Put Diligence First
After months of marketing your business and negotiating with a qualified buyer on the deal value and terms of a purchase it is now time for the confirmatory process known as due diligence.
Due diligence is the all-encompassing name for the period where the buyer of, or investor in, your Toronto based business seeks to fully understand all the potential risks in investing their hard-earned (or raised) dollars in your going concern.
Plainly said, they want to make sure they are not acquiring a lemon that will leave them in a financial lurch down the road.
In many instances, buyers and investors will hire professionals like accountants, lawyers, technology consultants and more to help them through the process. This process can be time-consuming and arduous. On top of that, buyers will also want to review all contractual obligations relating to the business including employee agreements, leases, bonus plans, health coverage, royalty agreements, distribution agreements, supplier agreements and more.
If your eyes are not crossed yet – there’s more. Most buyers will want to get a handle on what they can expect in the coming years. They will want to see financial projections and gain an understanding of opportunities they can exploit for growth. Some buyers will even want introductions to key employees, customers and suppliers.
More than that, they’ll want to get an understanding of any potential environmental issues, software and technology issues and legal issues including ongoing lawsuits and potential claims against the business at all levels of jurisdiction.
The amount of information needed may be daunting, but if you look through the lens of the buyer it begins to make sense.
Canadian private company M&A is not like the public markets. Buyers, for the most part, are purchasing illiquid assets that cannot easily be exited like a publicly traded stock gone south can be. They need to be as sure as possible that their investment is solid. In the case of financial buyers, a bad investment can put serious pressure on a group’s relationships with its limited partners or investors.

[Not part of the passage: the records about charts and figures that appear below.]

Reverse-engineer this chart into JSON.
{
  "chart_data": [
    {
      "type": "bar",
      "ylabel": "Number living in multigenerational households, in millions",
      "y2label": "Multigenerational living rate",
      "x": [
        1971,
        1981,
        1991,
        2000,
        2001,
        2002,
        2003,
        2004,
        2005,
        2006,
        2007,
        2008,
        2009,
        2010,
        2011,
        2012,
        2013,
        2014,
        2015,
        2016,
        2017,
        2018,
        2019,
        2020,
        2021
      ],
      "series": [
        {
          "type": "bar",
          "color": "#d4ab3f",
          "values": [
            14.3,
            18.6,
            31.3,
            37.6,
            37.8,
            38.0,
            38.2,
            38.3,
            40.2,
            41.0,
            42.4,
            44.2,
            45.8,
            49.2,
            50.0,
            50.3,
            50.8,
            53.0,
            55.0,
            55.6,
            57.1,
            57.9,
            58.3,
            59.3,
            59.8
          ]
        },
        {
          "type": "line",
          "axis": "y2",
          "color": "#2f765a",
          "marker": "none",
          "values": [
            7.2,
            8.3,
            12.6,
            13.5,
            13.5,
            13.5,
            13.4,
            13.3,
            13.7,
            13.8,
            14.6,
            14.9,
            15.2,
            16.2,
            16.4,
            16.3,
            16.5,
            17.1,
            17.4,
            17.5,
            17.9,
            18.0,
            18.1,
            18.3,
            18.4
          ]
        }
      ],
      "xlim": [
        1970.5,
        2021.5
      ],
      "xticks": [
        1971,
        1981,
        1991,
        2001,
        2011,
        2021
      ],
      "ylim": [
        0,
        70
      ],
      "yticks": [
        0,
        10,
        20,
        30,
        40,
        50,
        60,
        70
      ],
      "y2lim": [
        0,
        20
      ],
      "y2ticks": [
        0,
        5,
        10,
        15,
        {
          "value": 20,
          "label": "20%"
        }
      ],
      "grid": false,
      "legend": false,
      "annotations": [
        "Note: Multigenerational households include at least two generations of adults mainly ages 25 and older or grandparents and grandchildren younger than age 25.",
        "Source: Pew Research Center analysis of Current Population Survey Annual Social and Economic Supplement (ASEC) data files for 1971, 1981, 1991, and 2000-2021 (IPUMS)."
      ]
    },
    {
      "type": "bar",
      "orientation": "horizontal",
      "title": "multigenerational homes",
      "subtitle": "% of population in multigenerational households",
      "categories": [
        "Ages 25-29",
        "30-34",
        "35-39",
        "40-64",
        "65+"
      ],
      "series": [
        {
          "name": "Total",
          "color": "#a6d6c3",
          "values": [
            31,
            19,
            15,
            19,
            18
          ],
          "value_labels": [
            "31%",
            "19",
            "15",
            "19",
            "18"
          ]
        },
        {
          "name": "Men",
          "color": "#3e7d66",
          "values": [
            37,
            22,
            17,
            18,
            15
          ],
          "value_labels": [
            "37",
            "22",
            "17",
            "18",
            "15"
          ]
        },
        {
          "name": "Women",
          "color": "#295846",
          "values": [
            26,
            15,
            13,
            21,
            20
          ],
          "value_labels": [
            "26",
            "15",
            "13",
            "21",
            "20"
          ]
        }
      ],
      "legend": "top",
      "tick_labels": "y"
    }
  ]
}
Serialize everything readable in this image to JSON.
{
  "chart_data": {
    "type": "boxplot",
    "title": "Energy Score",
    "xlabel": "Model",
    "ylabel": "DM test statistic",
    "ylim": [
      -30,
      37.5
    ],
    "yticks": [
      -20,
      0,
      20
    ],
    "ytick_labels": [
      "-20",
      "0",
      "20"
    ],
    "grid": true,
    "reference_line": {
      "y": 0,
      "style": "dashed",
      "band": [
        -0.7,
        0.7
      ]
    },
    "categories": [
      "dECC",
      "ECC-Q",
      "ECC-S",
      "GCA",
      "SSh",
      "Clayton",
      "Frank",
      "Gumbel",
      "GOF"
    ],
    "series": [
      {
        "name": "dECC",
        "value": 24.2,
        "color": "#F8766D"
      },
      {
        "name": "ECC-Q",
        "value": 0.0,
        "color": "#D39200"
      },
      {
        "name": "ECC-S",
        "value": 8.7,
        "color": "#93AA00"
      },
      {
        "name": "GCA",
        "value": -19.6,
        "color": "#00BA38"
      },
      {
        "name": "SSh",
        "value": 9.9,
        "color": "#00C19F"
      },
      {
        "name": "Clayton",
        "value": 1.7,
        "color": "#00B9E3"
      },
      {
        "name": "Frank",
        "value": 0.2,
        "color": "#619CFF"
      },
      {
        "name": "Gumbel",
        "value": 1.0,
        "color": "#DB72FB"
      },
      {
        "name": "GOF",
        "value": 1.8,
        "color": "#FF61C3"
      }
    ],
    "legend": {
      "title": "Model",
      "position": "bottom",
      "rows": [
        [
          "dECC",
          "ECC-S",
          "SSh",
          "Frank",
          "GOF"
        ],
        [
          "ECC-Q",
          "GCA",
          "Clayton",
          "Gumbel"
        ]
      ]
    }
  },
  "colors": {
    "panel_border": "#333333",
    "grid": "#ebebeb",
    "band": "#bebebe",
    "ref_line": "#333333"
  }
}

All that said, due diligence can sometimes uncover issues that can be detrimental to the value of the business. This is where hiring an M&A advisor or investment banker, savvy to the diligence process in your market or industry, can pay dividends – pun intended. M&A advisors or investment bankers do a lot of their own diligence upfront during the process of preparing the Confidential Information Memorandum – the document used to market your business to interested parties.
The process can take a lot of time and it can be tedious ensuring that all the data presented is correct, but there is a purpose to all of it – maximizing the value of your business.
As a seller, being honest and upfront with your business broker or investment banker is absolutely paramount. They want to know the good, the bad and especially the ugly so that they can head off any issues at the past and present your company in the best possible light.
Once all the cards are on the table and buyer understands what they are buying and what opportunities lie ahead they will be in position to offer the best price they can for your business.